Gonther sieht Luhukay kritisch
Interessiert betrachtet Gonther auch, wie Cheftrainer Jos Luhukay versucht, die Mannschaft zu formen. Grundsätzlich hat er großen Respekt vor dessen Arbeit. „Er hat eine sehr große Erfahrung, seine Erfolge sprechen für sich. Mit Hertha, Augsburg und Mönchengladbach, gegen die ich alle gespielt habe, war er erfolgreich und hat mit den Mannschaften immer eine klare Philosophie verfolgt. Für St. Pauli ist er sicher eine gute Wahl“, sagt er.

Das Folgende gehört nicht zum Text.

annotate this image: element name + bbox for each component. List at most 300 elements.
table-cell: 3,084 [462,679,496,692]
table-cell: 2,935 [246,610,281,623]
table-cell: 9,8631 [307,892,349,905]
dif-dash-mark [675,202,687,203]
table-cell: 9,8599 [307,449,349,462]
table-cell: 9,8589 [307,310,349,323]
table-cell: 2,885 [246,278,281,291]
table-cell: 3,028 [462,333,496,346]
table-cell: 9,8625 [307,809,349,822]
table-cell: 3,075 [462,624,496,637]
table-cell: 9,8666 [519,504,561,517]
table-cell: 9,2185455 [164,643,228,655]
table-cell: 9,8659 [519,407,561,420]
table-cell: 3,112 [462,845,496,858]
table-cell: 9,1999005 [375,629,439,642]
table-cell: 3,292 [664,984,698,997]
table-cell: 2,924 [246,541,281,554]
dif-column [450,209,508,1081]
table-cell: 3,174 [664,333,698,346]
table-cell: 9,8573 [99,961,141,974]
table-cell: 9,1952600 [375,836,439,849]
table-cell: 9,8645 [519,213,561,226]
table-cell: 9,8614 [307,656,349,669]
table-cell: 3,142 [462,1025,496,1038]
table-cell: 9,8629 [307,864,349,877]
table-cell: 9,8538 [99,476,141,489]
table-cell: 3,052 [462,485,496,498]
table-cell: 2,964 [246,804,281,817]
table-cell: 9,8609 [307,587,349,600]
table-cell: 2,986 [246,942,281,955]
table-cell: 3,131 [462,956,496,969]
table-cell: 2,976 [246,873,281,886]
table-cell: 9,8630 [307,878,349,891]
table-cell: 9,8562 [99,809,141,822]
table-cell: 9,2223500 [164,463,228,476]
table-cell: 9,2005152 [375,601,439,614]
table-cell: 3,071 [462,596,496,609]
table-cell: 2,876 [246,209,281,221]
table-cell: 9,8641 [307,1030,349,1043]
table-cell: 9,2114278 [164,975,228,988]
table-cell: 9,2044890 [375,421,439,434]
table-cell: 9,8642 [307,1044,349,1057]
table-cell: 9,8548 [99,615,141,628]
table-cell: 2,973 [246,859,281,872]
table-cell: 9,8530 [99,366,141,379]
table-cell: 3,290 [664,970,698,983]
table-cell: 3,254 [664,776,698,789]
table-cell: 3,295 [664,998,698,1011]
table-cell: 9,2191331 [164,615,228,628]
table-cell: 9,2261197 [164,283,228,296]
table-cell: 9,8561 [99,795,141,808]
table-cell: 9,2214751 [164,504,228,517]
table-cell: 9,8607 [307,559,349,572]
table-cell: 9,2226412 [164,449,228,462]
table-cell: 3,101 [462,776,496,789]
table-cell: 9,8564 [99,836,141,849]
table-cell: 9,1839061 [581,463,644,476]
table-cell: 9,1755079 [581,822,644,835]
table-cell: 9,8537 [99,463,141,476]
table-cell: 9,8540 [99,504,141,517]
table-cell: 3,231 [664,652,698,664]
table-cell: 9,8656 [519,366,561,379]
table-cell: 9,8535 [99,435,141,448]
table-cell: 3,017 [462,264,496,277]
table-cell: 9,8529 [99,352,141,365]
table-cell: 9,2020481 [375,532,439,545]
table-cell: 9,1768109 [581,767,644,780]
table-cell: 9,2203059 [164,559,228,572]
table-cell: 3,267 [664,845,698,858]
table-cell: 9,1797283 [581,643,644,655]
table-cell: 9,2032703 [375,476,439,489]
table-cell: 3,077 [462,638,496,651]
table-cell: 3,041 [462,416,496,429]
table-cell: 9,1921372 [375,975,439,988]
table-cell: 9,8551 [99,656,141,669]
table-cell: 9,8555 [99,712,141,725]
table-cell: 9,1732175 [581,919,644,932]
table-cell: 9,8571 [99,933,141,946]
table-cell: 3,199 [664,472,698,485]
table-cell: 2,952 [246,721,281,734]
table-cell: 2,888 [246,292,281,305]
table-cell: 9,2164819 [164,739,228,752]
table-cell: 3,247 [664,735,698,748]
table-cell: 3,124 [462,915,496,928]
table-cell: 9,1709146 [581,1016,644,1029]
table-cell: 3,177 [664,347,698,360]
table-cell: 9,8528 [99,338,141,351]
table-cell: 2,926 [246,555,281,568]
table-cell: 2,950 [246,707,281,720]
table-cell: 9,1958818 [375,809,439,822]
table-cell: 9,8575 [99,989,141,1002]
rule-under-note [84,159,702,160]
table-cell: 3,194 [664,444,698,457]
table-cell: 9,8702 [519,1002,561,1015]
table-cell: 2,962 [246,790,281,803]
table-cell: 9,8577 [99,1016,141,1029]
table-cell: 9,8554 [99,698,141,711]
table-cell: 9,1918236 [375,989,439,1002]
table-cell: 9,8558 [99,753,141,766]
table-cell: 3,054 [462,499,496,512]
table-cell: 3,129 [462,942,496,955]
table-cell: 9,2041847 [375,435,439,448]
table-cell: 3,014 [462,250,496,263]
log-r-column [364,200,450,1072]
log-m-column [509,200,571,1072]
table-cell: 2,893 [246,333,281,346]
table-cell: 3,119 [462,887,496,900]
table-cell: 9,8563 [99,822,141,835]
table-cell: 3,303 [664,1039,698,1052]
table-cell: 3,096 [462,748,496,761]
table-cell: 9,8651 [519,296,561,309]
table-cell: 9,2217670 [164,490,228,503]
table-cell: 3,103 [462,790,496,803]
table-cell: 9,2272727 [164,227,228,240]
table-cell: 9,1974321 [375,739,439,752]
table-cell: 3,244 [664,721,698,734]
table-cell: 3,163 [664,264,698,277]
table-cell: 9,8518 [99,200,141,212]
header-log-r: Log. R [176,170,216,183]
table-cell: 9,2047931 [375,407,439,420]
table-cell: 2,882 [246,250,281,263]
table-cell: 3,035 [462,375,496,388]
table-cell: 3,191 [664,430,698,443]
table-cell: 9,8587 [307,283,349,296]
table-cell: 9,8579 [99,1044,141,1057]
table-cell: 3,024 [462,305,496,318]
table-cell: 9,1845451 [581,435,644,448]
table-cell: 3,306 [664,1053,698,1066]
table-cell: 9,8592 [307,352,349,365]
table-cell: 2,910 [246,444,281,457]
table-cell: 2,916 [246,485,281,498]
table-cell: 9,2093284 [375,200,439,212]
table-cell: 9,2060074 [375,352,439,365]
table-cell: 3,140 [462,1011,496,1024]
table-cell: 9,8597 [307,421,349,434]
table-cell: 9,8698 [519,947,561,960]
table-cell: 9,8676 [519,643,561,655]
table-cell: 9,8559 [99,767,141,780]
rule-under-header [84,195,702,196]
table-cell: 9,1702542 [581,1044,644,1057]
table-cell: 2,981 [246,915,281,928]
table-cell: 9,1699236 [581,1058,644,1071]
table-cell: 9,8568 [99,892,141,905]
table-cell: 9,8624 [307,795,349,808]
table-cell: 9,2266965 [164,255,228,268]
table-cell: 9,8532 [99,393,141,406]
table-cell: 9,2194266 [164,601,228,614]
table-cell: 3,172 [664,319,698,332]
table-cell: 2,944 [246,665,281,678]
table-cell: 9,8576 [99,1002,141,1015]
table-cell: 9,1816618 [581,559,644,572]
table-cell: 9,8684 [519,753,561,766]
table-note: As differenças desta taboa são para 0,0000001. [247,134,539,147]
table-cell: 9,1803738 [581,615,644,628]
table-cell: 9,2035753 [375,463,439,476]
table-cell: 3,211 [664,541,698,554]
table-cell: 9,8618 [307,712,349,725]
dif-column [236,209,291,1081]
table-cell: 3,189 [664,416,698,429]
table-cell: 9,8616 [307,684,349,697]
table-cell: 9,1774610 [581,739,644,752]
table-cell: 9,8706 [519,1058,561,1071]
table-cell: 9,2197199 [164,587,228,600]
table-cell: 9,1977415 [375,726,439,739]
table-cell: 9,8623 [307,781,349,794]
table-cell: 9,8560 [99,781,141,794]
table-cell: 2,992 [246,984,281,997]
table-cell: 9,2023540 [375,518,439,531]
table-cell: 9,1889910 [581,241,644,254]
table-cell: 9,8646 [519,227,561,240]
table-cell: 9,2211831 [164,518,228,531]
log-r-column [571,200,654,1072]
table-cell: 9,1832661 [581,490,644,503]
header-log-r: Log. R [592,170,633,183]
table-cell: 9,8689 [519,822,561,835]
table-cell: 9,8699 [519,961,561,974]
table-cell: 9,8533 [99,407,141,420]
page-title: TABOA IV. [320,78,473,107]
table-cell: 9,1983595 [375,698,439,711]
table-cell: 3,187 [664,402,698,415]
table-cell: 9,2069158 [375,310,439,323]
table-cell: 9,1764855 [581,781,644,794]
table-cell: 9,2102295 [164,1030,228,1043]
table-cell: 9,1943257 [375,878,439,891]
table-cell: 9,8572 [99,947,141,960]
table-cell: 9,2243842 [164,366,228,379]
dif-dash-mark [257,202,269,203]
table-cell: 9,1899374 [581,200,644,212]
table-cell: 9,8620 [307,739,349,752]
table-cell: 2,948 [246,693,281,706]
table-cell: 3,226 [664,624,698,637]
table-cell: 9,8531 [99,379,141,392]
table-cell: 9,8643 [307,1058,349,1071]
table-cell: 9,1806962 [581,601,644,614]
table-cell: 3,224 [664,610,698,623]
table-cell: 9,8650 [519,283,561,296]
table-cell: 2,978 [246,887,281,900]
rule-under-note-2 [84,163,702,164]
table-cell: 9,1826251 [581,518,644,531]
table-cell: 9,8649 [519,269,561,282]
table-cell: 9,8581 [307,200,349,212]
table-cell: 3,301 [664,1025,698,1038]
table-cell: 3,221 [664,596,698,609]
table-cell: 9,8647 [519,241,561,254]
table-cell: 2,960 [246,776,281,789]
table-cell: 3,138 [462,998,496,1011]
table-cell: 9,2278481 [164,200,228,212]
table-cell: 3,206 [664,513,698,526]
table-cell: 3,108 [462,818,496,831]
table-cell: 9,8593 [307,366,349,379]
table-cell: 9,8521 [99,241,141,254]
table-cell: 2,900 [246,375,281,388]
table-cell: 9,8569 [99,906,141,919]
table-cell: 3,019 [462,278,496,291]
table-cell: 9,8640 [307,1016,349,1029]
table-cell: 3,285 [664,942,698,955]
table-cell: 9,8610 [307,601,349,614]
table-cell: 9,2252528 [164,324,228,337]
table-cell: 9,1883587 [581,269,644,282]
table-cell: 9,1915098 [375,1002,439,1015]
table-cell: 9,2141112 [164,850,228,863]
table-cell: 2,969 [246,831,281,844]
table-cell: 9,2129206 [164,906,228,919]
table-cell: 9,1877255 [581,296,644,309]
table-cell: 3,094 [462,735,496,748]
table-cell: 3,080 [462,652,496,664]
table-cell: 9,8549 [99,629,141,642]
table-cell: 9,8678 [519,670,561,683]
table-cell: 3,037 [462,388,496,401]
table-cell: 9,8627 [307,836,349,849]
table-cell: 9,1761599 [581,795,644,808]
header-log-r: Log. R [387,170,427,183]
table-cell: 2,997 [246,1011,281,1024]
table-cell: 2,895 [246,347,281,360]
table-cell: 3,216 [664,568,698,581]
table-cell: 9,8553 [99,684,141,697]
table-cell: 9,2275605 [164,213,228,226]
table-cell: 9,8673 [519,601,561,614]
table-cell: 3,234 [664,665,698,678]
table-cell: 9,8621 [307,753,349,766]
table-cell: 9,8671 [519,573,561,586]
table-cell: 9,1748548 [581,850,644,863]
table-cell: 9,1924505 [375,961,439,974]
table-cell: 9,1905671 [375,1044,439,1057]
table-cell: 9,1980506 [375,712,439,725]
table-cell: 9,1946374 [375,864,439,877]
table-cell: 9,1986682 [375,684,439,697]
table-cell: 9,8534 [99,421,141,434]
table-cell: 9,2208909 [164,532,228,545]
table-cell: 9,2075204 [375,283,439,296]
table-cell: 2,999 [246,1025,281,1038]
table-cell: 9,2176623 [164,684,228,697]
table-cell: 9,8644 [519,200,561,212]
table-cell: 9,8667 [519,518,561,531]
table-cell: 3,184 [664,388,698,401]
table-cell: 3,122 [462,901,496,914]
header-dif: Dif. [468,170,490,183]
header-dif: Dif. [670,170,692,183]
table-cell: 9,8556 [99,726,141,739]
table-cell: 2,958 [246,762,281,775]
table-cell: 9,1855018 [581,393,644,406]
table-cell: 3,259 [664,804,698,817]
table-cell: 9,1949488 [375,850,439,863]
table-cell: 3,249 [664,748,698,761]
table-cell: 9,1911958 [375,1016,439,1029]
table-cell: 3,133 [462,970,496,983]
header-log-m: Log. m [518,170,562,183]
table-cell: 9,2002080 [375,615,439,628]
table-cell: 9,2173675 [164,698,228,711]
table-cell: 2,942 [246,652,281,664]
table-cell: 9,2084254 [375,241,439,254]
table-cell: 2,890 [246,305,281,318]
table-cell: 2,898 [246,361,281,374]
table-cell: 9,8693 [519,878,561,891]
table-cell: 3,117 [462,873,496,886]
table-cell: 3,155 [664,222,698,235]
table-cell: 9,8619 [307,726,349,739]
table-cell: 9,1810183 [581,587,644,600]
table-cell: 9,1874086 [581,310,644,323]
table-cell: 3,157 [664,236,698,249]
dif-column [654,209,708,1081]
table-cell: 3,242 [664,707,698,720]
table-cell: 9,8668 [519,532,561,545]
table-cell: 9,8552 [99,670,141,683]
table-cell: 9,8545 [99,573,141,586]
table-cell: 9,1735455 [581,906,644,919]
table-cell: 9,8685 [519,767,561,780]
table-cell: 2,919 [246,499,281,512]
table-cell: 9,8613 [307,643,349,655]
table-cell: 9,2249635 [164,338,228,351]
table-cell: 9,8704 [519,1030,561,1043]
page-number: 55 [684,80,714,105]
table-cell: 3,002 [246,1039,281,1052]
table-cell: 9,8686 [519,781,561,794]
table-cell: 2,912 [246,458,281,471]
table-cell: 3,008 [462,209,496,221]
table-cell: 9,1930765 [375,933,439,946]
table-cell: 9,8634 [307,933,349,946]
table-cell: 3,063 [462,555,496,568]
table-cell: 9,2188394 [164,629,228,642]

Dabei gefällt ihm aber nicht alles, wie Luhukay arbeitet. „Er ist ein Mann der klaren Worte, sagt auch öffentlich, was er denkt. Er versucht so Reize und Spitzen zu setzen. Ob das für die Spieler immer ganz glücklich ist, wenn das in der Öffentlichkeit passiert, weiß ich nicht. Das sehe ich ein bisschen kritisch, aber es ist nicht mein Job, das zu beurteilen“, stellt Gonther klar. „Auf dem Trainingsplatz weiß er genau, was er machen muss. Er hat mit seinen Mannschaften immer einen guten Fußball gespielt. Es ist zu erkennen, welchen Stil er spielen lassen möchte, wohin er mit den Jungs möchte. Es klappt nur noch nicht so konstant.“
An der Rekord-Halbserie mit 34 Punkten war er beteiligt
In einem Punkt widerspricht Gonther der Einschätzung Luhukays. Dieser hatte einen Tag vor dem ersten Punktspiel eine Brandrede gehalten und dabei die „Komfortzone“ angeprangert, die angeblich seit längerer Zeit bei St. Pauli herrsche. „Ich halte das für einen sehr populistischen Begriff. Zu meiner Zeit beim FC St. Pauli konnte man ganz und gar nicht davon sprechen, dass es für uns Spieler eine Komfortzone gab. Wir hatten immer spannende Jahre, in denen es um viel ging“, betont er und denkt dabei vor allem an die Spielzeiten, als der Abstieg mit gemeinsamer Anstrengung vermieden werden konnte. So war es auch in seiner letzten Saison für St. Pauli, als das Team aus den letzten 16 Spielen 34 Punkte sammelte und vom letzten Platz noch auf Rang sieben kletterte. „Mein letztes halbes Jahr mit den 34 Punkten ist immer noch die Messlatte.“
Wie auch immer das Spiel ausgehen wird, Gonther hat sich fest vorgenommen nach dem Spiel in die St.-Pauli-Kabine zu gehen. „Ich bringe ein paar Flaschen Wernesgrüner mit“, sagt er und erzählt im gleichen Atemzug, dass Aues Zeugwart auch immer ein paar Knollen Astra im Kühlschrank hat. „Er tut eben alles, damit ich mich hier wohlfühle“, sagt er augenzwinkernd.